I am so tired of doing this. Its so hard.

But oh well I am going to keep on going.

So about school. I really hope that this term is going to be better than all of the other terms. They were all way to hard. It seems that 1st term and last term are allways the easiest, but I am not sure this time. Becuse we have end of level testing and that is just going to kill my grade in math and mabey in French. oh ya and in Geography. And other than that it should be pretty easy.

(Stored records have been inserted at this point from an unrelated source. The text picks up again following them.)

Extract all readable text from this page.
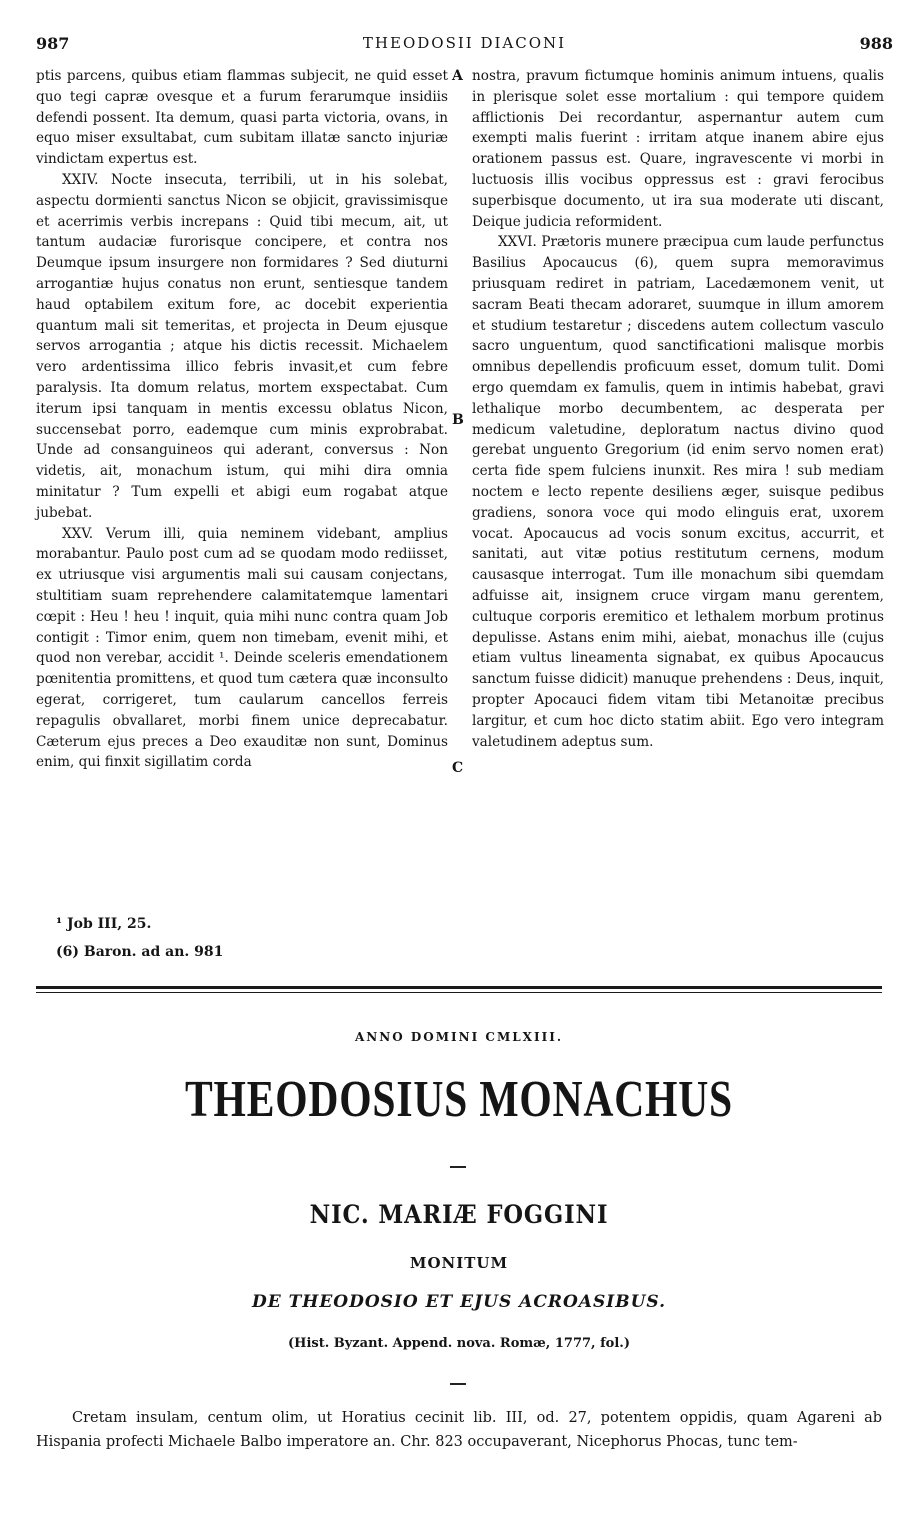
987	THEODOSII DIACONI	988

ptis parcens, quibus etiam flammas subjecit, ne quid esset quo tegi capræ ovesque et a furum ferarumque insidiis defendi possent. Ita demum, quasi parta victoria, ovans, in equo miser exsultabat, cum subitam illatæ sancto injuriæ vindictam expertus est.

XXIV. Nocte insecuta, terribili, ut in his solebat, aspectu dormienti sanctus Nicon se objicit, gravissimisque et acerrimis verbis increpans : Quid tibi mecum, ait, ut tantum audaciæ furorisque conciperе, et contra nos Deumque ipsum insurgere non formidares ? Sed diuturni arrogantiæ hujus conatus non erunt, sentiesque tandem haud optabilem exitum fore, ac docebit experientia quantum mali sit temeritas, et projecta in Deum ejusque servos arrogantia ; atque his dictis recessit. Michaelem vero ardentissima illico febris invasit,et cum febre paralysis. Ita domum relatus, mortem exspectabat. Cum iterum ipsi tanquam in mentis excessu oblatus Nicon, succensebat porro, eademque cum minis exprobrabat. Unde ad consanguineos qui aderant, conversus : Non videtis, ait, monachum istum, qui mihi dira omnia minitatur ? Tum expelli et abigi eum rogabat atque jubebat.

XXV. Verum illi, quia neminem videbant, amplius morabantur. Paulo post cum ad se quodam modo rediisset, ex utriusque visi argumentis mali sui causam conjectans, stultitiam suam reprehendere calamitatemque lamentari cœpit : Heu ! heu ! inquit, quia mihi nunc contra quam Job contigit : Timor enim, quem non timebam, evenit mihi, et quod non verebar, accidit ¹. Deinde sceleris emendationem pœnitentia promittens, et quod tum cætera quæ inconsulto egerat, corrigeret, tum caularum cancellos ferreis repagulis obvallaret, morbi finem unice deprecabatur. Cæterum ejus preces a Deo exauditæ non sunt, Dominus enim, qui finxit sigillatim corda

A
B
C

nostra, pravum fictumque hominis animum intuens, qualis in plerisque solet esse mortalium : qui tempore quidem afflictionis Dei recordantur, aspernantur autem cum exempti malis fuerint : irritam atque inanem abire ejus orationem passus est. Quare, ingravescente vi morbi in luctuosis illis vocibus oppressus est : gravi ferocibus superbisque documento, ut ira sua moderate uti discant, Deique judicia reformident.

XXVI. Prætoris munere præcipua cum laude perfunctus Basilius Apocaucus (6), quem supra memoravimus priusquam rediret in patriam, Lacedæmonem venit, ut sacram Beati thecam adoraret, suumque in illum amorem et studium testaretur ; discedens autem collectum vasculo sacro unguentum, quod sanctificationi malisque morbis omnibus depellendis proficuum esset, domum tulit. Domi ergo quemdam ex famulis, quem in intimis habebat, gravi lethalique morbo decumbentem, ac desperata per medicum valetudine, deploratum nactus divino quod gerebat unguento Gregorium (id enim servo nomen erat) certa fide spem fulciens inunxit. Res mira ! sub mediam noctem e lecto repente desiliens æger, suisque pedibus gradiens, sonora voce qui modo elinguis erat, uxorem vocat. Apocaucus ad vocis sonum excitus, accurrit, et sanitati, aut vitæ potius restitutum cernens, modum causasque interrogat. Tum ille monachum sibi quemdam adfuisse ait, insignem cruce virgam manu gerentem, cultuque corporis eremitico et lethalem morbum protinus depulisse. Astans enim mihi, aiebat, monachus ille (cujus etiam vultus lineamenta signabat, ex quibus Apocaucus sanctum fuisse didicit) manuque prehendens : Deus, inquit, propter Apocauci fidem vitam tibi Metanoitæ precibus largitur, et cum hoc dicto statim abiit. Ego vero integram valetudinem adeptus sum.

¹ Job III, 25.
(6) Baron. ad an. 981
ANNO DOMINI CMLXIII.
THEODOSIUS MONACHUS
NIC. MARIÆ FOGGINI
MONITUM
DE THEODOSIO ET EJUS ACROASIBUS.
(Hist. Byzant. Append. nova. Romæ, 1777, fol.)

Cretam insulam, centum olim, ut Horatius cecinit lib. III, od. 27, potentem oppidis, quam Agareni ab Hispania profecti Michaele Balbo imperatore an. Chr. 823 occupaverant, Nicephorus Phocas, tunc tem-
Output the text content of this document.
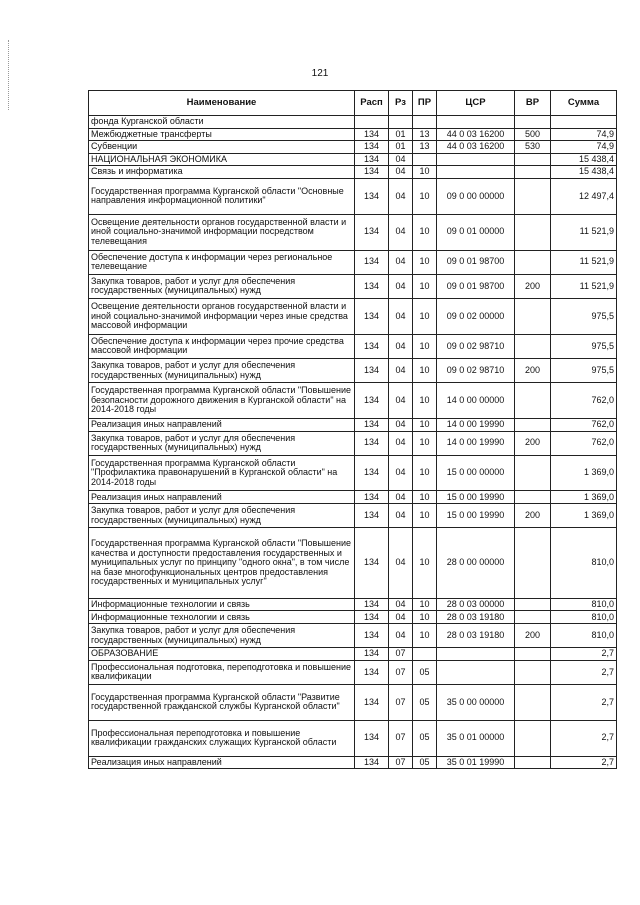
121
Наименование	Расп	Рз	ПР	ЦСР	ВР	Сумма
фонда Курганской области						
Межбюджетные трансферты	134	01	13	44 0 03 16200	500	74,9
Субвенции	134	01	13	44 0 03 16200	530	74,9
НАЦИОНАЛЬНАЯ ЭКОНОМИКА	134	04				15 438,4
Связь и информатика	134	04	10			15 438,4
Государственная программа Курганской области "Основные направления информационной политики"	134	04	10	09 0 00 00000		12 497,4
Освещение деятельности органов государственной власти и иной социально-значимой информации посредством телевещания	134	04	10	09 0 01 00000		11 521,9
Обеспечение доступа к информации через региональное телевещание	134	04	10	09 0 01 98700		11 521,9
Закупка товаров, работ и услуг для обеспечения государственных (муниципальных) нужд	134	04	10	09 0 01 98700	200	11 521,9
Освещение деятельности органов государственной власти и иной социально-значимой информации через иные средства массовой информации	134	04	10	09 0 02 00000		975,5
Обеспечение доступа к информации через прочие средства массовой информации	134	04	10	09 0 02 98710		975,5
Закупка товаров, работ и услуг для обеспечения государственных (муниципальных) нужд	134	04	10	09 0 02 98710	200	975,5
Государственная программа Курганской области "Повышение безопасности дорожного движения в Курганской области" на 2014-2018 годы	134	04	10	14 0 00 00000		762,0
Реализация иных направлений	134	04	10	14 0 00 19990		762,0
Закупка товаров, работ и услуг для обеспечения государственных (муниципальных) нужд	134	04	10	14 0 00 19990	200	762,0
Государственная программа Курганской области "Профилактика правонарушений в Курганской области" на 2014-2018 годы	134	04	10	15 0 00 00000		1 369,0
Реализация иных направлений	134	04	10	15 0 00 19990		1 369,0
Закупка товаров, работ и услуг для обеспечения государственных (муниципальных) нужд	134	04	10	15 0 00 19990	200	1 369,0
Государственная программа Курганской области "Повышение качества и доступности предоставления государственных и муниципальных услуг по принципу "одного окна", в том числе на базе многофункциональных центров предоставления государственных и муниципальных услуг"	134	04	10	28 0 00 00000		810,0
Информационные технологии и связь	134	04	10	28 0 03 00000		810,0
Информационные технологии и связь	134	04	10	28 0 03 19180		810,0
Закупка товаров, работ и услуг для обеспечения государственных (муниципальных) нужд	134	04	10	28 0 03 19180	200	810,0
ОБРАЗОВАНИЕ	134	07				2,7
Профессиональная подготовка, переподготовка и повышение квалификации	134	07	05			2,7
Государственная программа Курганской области "Развитие государственной гражданской службы Курганской области"	134	07	05	35 0 00 00000		2,7
Профессиональная переподготовка и повышение квалификации гражданских служащих Курганской области	134	07	05	35 0 01 00000		2,7
Реализация иных направлений	134	07	05	35 0 01 19990		2,7
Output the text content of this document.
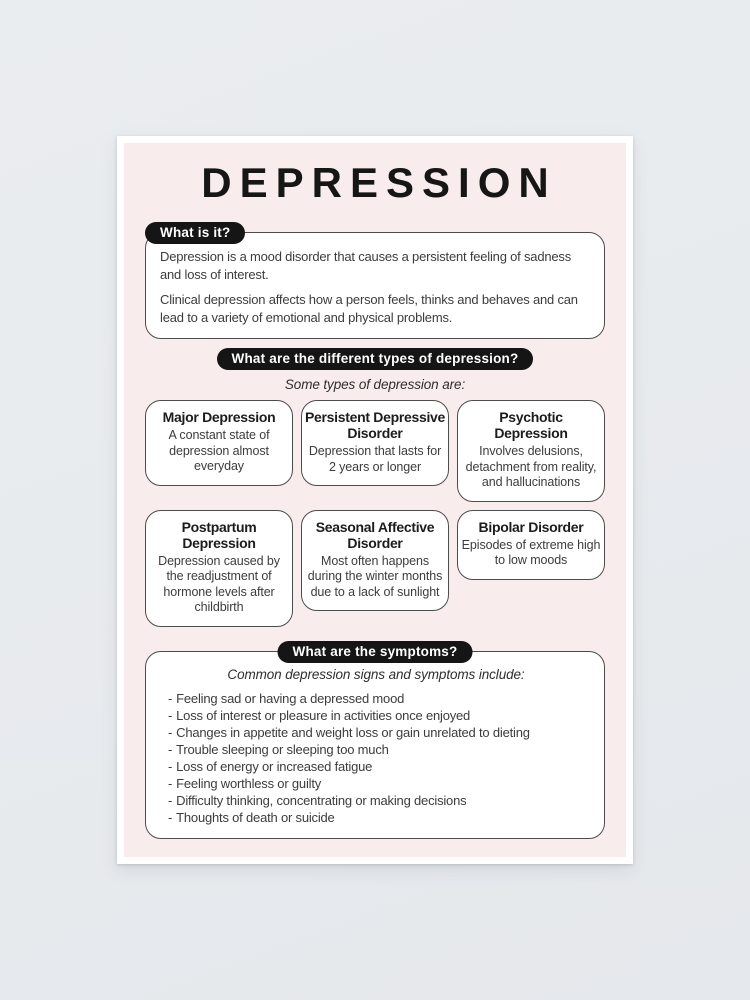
DEPRESSION
What is it?

Depression is a mood disorder that causes a persistent feeling of sadness and loss of interest.

Clinical depression affects how a person feels, thinks and behaves and can lead to a variety of emotional and physical problems.

What are the different types of depression?

Some types of depression are:

Major Depression

A constant state of depression almost everyday

Persistent Depressive Disorder

Depression that lasts for 2 years or longer

Psychotic Depression

Involves delusions, detachment from reality, and hallucinations

Postpartum Depression

Depression caused by the readjustment of hormone levels after childbirth

Seasonal Affective Disorder

Most often happens during the winter months due to a lack of sunlight

Bipolar Disorder

Episodes of extreme high to low moods

What are the symptoms?

Common depression signs and symptoms include:

- Feeling sad or having a depressed mood
- Loss of interest or pleasure in activities once enjoyed
- Changes in appetite and weight loss or gain unrelated to dieting
- Trouble sleeping or sleeping too much
- Loss of energy or increased fatigue
- Feeling worthless or guilty
- Difficulty thinking, concentrating or making decisions
- Thoughts of death or suicide
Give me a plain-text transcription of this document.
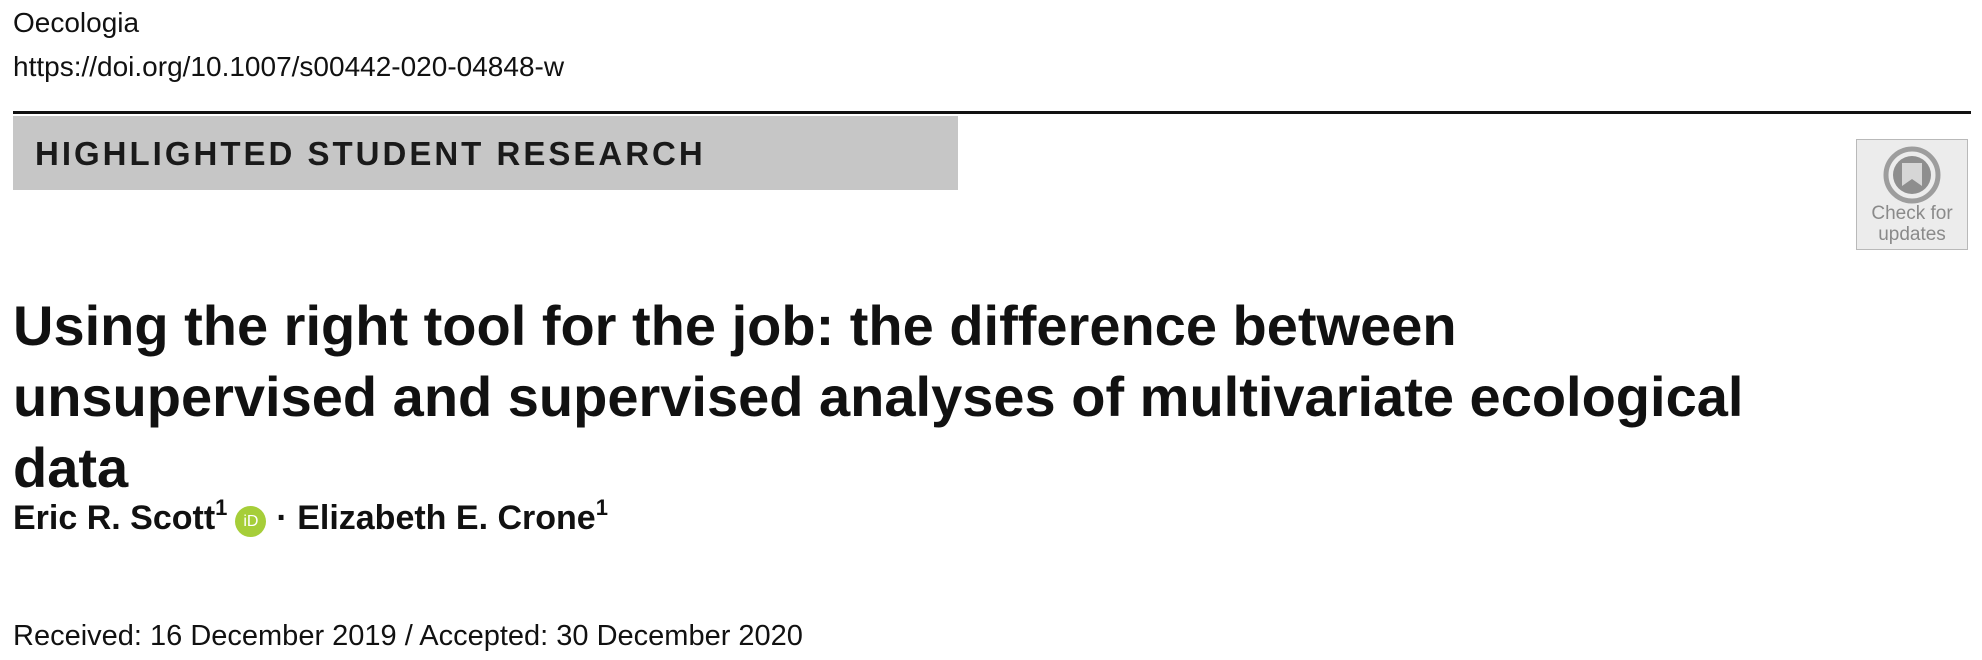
Oecologia
https://doi.org/10.1007/s00442-020-04848-w
HIGHLIGHTED STUDENT RESEARCH
Check for
updates
Using the right tool for the job: the difference between unsupervised and supervised analyses of multivariate ecological data
Eric R. Scott$^1$iD · Elizabeth E. Crone$^1$
Received: 16 December 2019 / Accepted: 30 December 2020
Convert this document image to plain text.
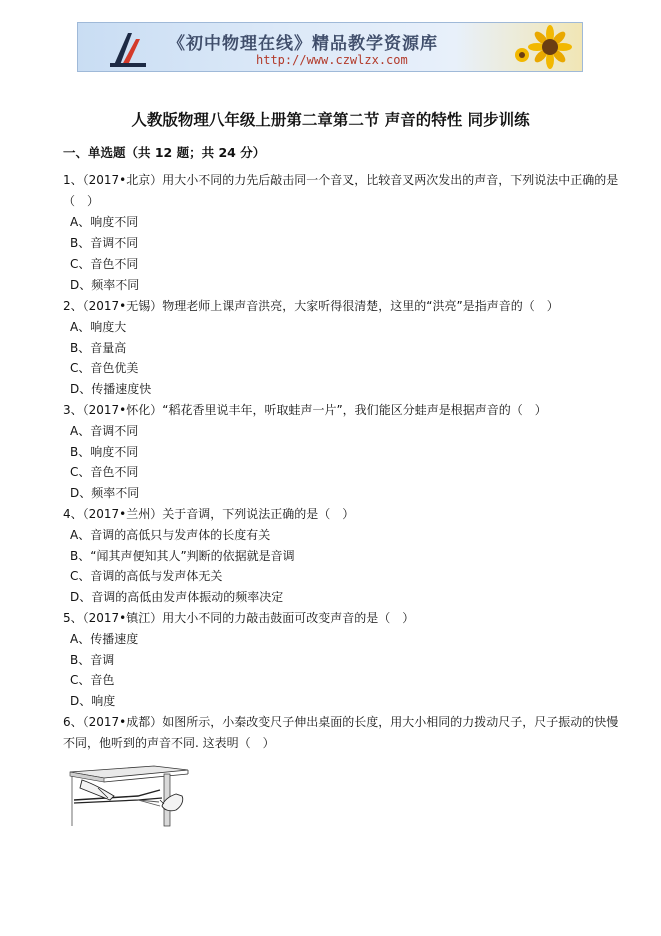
《初中物理在线》精品教学资源库
http://www.czwlzx.com
人教版物理八年级上册第二章第二节 声音的特性 同步训练
一、单选题（共 12 题；共 24 分）
1、（2017•北京）用大小不同的力先后敲击同一个音叉，比较音叉两次发出的声音，下列说法中正确的是
（　）
A、响度不同
B、音调不同
C、音色不同
D、频率不同
2、（2017•无锡）物理老师上课声音洪亮，大家听得很清楚，这里的“洪亮”是指声音的（　）
A、响度大
B、音量高
C、音色优美
D、传播速度快
3、（2017•怀化）“稻花香里说丰年，听取蛙声一片”，我们能区分蛙声是根据声音的（　）
A、音调不同
B、响度不同
C、音色不同
D、频率不同
4、（2017•兰州）关于音调，下列说法正确的是（　）
A、音调的高低只与发声体的长度有关
B、“闻其声便知其人”判断的依据就是音调
C、音调的高低与发声体无关
D、音调的高低由发声体振动的频率决定
5、（2017•镇江）用大小不同的力敲击鼓面可改变声音的是（　）
A、传播速度
B、音调
C、音色
D、响度
6、（2017•成都）如图所示，小秦改变尺子伸出桌面的长度，用大小相同的力拨动尺子，尺子振动的快慢
不同，他听到的声音不同. 这表明（　）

I am so excited for next year. It will be so much fun. I cant wait to be in High school, but I am kinda worried that I didnt pick the right classes. I dont know what I want to do in life, and I dont know what I should take, cause I want to start to get a good education in something that willl help me in my life after high school. I dont know what to do.

Oh well

So I saw the play and I thought that it was really really good. I was laughing all of the time, it was way funny. I hope that everyone got to see it.

Rae!

Tuesday, March 29, 2005

Well about the new title.

I just want everyone to know how much inlove with cameron I am. Just so everyone knows then I am ok. Well anyways I dont know why I cant push the enter button when I am on the page but it never lets me so I can never start a new paragraph. OH WEll. back to how much I love cameron. There are alot of qualities that I think you need to have to be a really good guy. You need to be loving, ( which camreon has no problems with) you need to be helpfull ( also no problems.) you need to be honest ( nope no problems yet) And you need to be there for me all the time ( oh my goodness hes perfect). I think that these are the 4 qualities that men need to have. Besides good looks ( and yet again hes perfect.) so It looks like I have the best boyfirend inthe world. But there are things that I dont like. I dont like it when he thinks that he looks bad when he really dosnt (I know that I do this but sometimes I really do think that I look bad) I dont like it when he says things to his friends about us that dont need to be said. I dont like it when he thinks that he loves me more than I love him ( there is no possible way, I totally love him more) And most of all I dont like it when hes late, ( I think that the reason that I dont like it when he is late is because I am looking forward to seeing him so much that when he isnt there when he is suposto be, it makes me get all worried and I think that bad stuff happened to him) But he is pretty good at that to. SO I am very happy with him and I think that I really couldnt do better than that. He is so wonderful, and I want everyone to know how much I love him. Rae.